Татьяна Минасян

Не быть обузой

Подготовка к вспышкам на Россе шла полным ходом. Родители и старшая сестра Джима перетаскивали в подземное убежище вещи и покрикивали на него, чтобы он не путался под ногами и не мешал им. Мальчик и сам бы не отказался держаться от них подальше, но в какую бы комнату он ни зашел, туда обязательно являлся кто-нибудь из взрослых, чтобы забрать что-нибудь из мебели или других вещей. Вот и сейчас: стоило Джиму забраться на второй этаж с экраном-раскраской — и в эту же комнатушку заявился раздраженный отец.

— Где тут это долбанное кресло? — проворчал он, озираясь вокруг. — Ты не видел?

Джим оторвался от раскраски и тоже оглядел комнату. Там стоял только шкаф, где хранилась старая одежда, и лежало несколько пустых коробок из-под игрушек.

— Какое кресло, пап?

— Складное, мама говорит, оно здесь должно быть…

— Да нет, пап, наверное, оно где-то в другом месте…

Махнув рукой, отец собрался уже выйти из комнаты, но внезапно развернулся к сыну и возмущенно топнул ногой:

— Ты же на нем сидишь!!! Ты нарочно над нами издеваешься?!

Джим поспешно вскочил с кресла, уверенный, что теперь его точно накажут и весь вечер не будут с ним разговаривать, но тут снизу раздался пронзительный вопль матери:

— Грег, ты где?! Грегори, скорее сюда! Из дома ветеранов звонили!!!

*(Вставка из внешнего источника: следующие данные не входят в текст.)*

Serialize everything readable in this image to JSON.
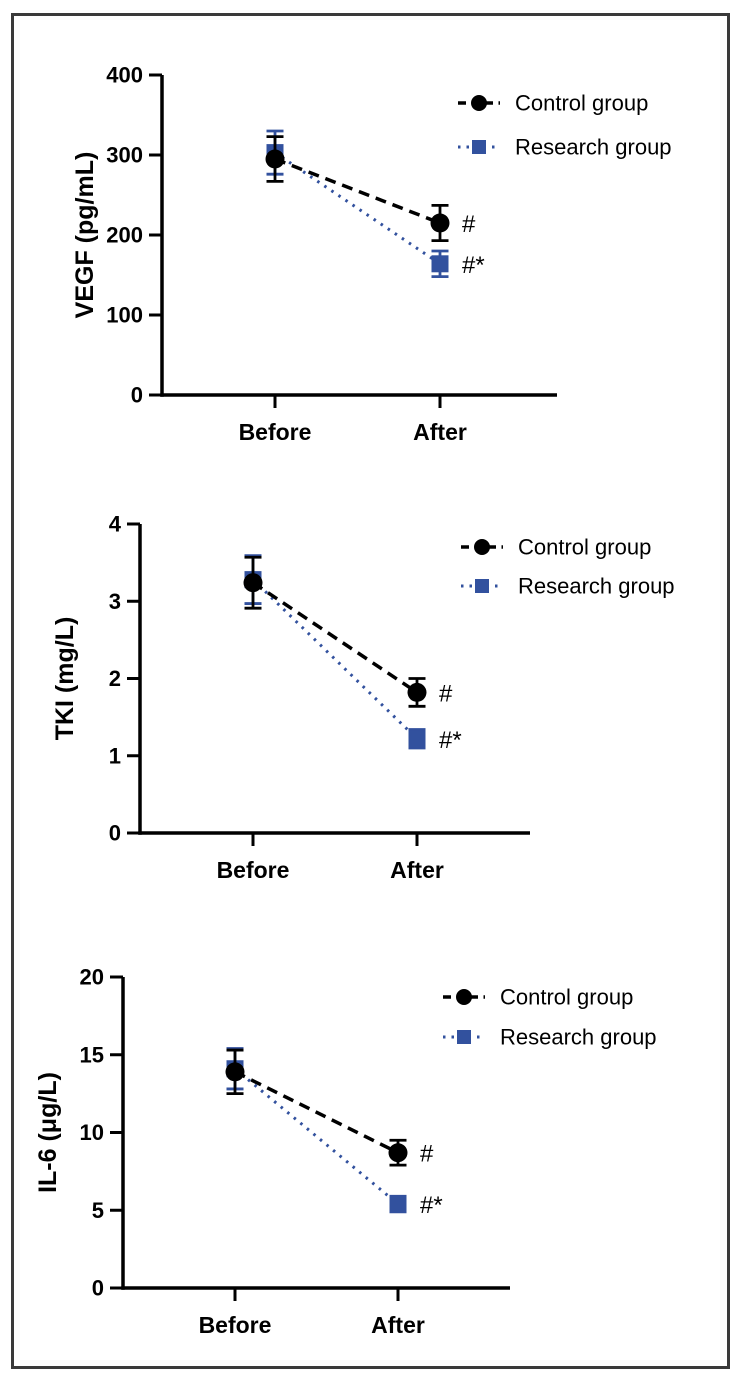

Мгновенно забыв и про кресло, и про сына, отец бросился на первый этаж. Джим осторожно последовал за ним, спустился до середины лестницы и нерешительно остановился. Идти дальше и попадаться на глаза разгневанным родителям он боялся, а услышать, о чем они говорили, мог и отсюда.

— Они сказали, что в их убежищах нет места для всех пациентов, и поэтому мы должны будем забрать отца домой! — причитала мать. — На все время вспышек! Ты представляешь?! Да они просто не хотят возиться со стариками в подвалах, вот и вышвыривают их родственникам! За что мы им деньги платим?!

— Да ладно тебе, это всего несколько дней, — попытался успокоить ее муж. — Все равно нам сидеть в тесноте, одним человеком больше, одним меньше…

— Это минимум неделя! Неделя в подвале со стариком-инвалидом, с которым я должна буду все это время возиться!!! Мало я с вами вожусь, так теперь еще и с ним! Надо на них в суд подать после вспышек…

— Мам, да успокойся! — послышался противный голосок сестры Джима Линды. — Мы с папой за дедом присмотрим, ничего страшного…

— Что?! Вы присмотрите?! Вам ничего нельзя доверить, вы ничего не умеете делать, я все должна делать сама!!! — еще громче рявкнула на нее мать и ушла в подземное помещение, с грохотом захлопнув за собой дверь.

На некоторое время в доме воцарилась тишина.

 

Прошлого периода вспышек пятилетний Джим не помнил — ему тогда не было еще и года. Дедушку он тоже не помнил — его забрали в дом ветеранов сразу после прошлых вспышек. Правда, внуки получали от него письма, и родители порой собирались свозить их к нему в гости, но эта поездка каждый раз откладывалась: то у отца была важная встреча в выходные, то матери нужно было делать генеральную уборку, то к ним приходил кто-то из знакомых…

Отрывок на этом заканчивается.